Again, the right hon. Gentleman makes a perfectly reasonable point. I should point out to him and to the House that Mr Speaker‘s selection of amendments is published as a provisional selection of amendments. It is then up to Mr Speaker which amendments he finally selects. That would be the normal course of action. I am unaware of a provisional selection of amendments having been published in relation to motion 4 today.
Further to that point of order, Madam Deputy Speaker. As you can well imagine, there may be a lot of interest in this House about the selection of amendments over the next few weeks, so this is not merely some esoteric question. Now, I have been here for only 18 years—I am a relative newbie—but the Speaker’s conference would have taken place this morning, and the usual practice is that a provisional selection of amendments is issued thereafter. As you say, it is provisional, but it can at least guide the House as to what is likely to be available for debate.
Now, today’s Bill was relatively uncontroversial. Being able to rent a home is important, but it was not as controversial as, say, some of last week’s debates, so it was not beyond the wit of man to work out that the debate on the Tenant Fees Bill would end early. The Speaker’s conference should have practically been able to foresee this situation. That being the case, why was no provisional selection of amendments issued in the normal way?
I appreciate the right hon. Gentleman’s point, and I can give him a very direct answer. I will not disclose to the Chamber or in any other way what happens at the Speaker’s conference in the morning. It is a private meeting between Mr Speaker and his Deputies and senior Clerks, and I will not and cannot answer questions about it.

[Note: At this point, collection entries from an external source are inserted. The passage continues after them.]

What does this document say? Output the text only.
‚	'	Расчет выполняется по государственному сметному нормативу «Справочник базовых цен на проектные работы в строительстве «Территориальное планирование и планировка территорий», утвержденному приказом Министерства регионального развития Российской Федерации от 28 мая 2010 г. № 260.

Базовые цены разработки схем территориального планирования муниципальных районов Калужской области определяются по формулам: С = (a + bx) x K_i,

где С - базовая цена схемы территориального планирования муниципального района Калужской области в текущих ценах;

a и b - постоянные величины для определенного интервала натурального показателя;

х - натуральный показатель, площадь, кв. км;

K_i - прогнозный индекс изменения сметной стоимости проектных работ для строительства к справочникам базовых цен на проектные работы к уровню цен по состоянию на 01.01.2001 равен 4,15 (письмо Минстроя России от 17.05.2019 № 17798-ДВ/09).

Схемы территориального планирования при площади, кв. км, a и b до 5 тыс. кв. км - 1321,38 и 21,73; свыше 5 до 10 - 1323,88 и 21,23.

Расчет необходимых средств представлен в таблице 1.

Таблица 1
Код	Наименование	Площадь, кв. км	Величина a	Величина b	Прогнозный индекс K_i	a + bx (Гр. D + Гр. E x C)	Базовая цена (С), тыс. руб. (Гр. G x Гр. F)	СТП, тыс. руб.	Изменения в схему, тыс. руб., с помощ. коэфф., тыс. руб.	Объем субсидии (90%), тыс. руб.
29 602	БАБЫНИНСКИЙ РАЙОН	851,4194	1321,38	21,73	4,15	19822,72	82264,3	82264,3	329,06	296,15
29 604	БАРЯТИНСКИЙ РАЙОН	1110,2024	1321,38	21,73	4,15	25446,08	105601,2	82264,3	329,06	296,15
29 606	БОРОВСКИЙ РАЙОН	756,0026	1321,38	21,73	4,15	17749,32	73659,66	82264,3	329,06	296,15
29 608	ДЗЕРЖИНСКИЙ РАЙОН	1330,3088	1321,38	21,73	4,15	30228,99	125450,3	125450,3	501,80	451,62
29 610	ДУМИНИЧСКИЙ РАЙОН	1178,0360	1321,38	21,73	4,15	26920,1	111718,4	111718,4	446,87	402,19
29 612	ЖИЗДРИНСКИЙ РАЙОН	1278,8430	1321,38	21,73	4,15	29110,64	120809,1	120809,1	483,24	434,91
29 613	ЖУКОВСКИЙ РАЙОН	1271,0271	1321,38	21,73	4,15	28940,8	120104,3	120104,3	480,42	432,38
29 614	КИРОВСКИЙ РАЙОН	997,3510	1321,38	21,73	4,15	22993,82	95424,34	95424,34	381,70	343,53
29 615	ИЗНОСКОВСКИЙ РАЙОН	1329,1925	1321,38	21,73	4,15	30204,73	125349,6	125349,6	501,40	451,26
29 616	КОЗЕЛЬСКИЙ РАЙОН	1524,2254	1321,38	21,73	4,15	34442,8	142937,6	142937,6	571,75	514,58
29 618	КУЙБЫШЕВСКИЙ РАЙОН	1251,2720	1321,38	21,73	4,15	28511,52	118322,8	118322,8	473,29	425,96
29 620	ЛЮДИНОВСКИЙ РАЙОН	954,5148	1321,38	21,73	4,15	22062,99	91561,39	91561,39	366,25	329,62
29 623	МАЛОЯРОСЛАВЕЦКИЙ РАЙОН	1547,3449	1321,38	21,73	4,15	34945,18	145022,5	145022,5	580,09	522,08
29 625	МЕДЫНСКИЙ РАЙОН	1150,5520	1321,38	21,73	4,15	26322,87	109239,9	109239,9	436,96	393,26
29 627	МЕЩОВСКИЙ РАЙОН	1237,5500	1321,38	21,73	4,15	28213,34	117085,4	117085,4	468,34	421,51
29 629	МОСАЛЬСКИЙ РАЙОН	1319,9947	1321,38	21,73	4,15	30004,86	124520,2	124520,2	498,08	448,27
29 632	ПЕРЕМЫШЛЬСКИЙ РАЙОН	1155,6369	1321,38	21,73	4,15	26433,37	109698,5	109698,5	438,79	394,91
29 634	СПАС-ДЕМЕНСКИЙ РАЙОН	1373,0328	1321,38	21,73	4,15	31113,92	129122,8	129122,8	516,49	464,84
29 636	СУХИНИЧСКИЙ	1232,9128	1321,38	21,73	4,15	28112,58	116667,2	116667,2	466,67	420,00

Further to that point of order, Madam Deputy Speaker. As someone who has been here for 27 years, my service is obviously larger than that of the right hon. Member for Rayleigh and Wickford (Mr Francois). Can the—[Interruption.]
Order. The hon. Lady is making an important point. Just be quiet.
While we are living in an era of some creativity with respect to the House’s Standing Orders, can you confirm that we have not been so creative so far that amendments can survive the main motion being withdrawn?
I am delighted to answer the hon. Lady’s perspicacious point of order. She is absolutely correct that amendments cannot survive the withdrawal of the main motion. I will say it again that the selection of amendments is entirely a matter for Mr Speaker, and I am sure that if Mr Speaker had been here, as he will be at some future point, he would have been delighted to answer these questions.
Further to that point of order, Madam Deputy Speaker. Can you confirm that it would be in order for the Government to propose a future motion—hopefully very quickly—that would allow the Service Animals (Offences) Bill finally to make progress and get its Third Reading? The Bill has support on both sides of the House and had cross-party support in Committee last week.
I am happy to confirm to the right hon. and learned Gentleman that that would be perfectly in order. He also reminds me that I did not answer the second point of the right hon. Member for Leeds Central (Hilary Benn) about whether the Government intend to bring forward motion 4 again at a future time. I am not aware at this point of any such intention, but one would hope so.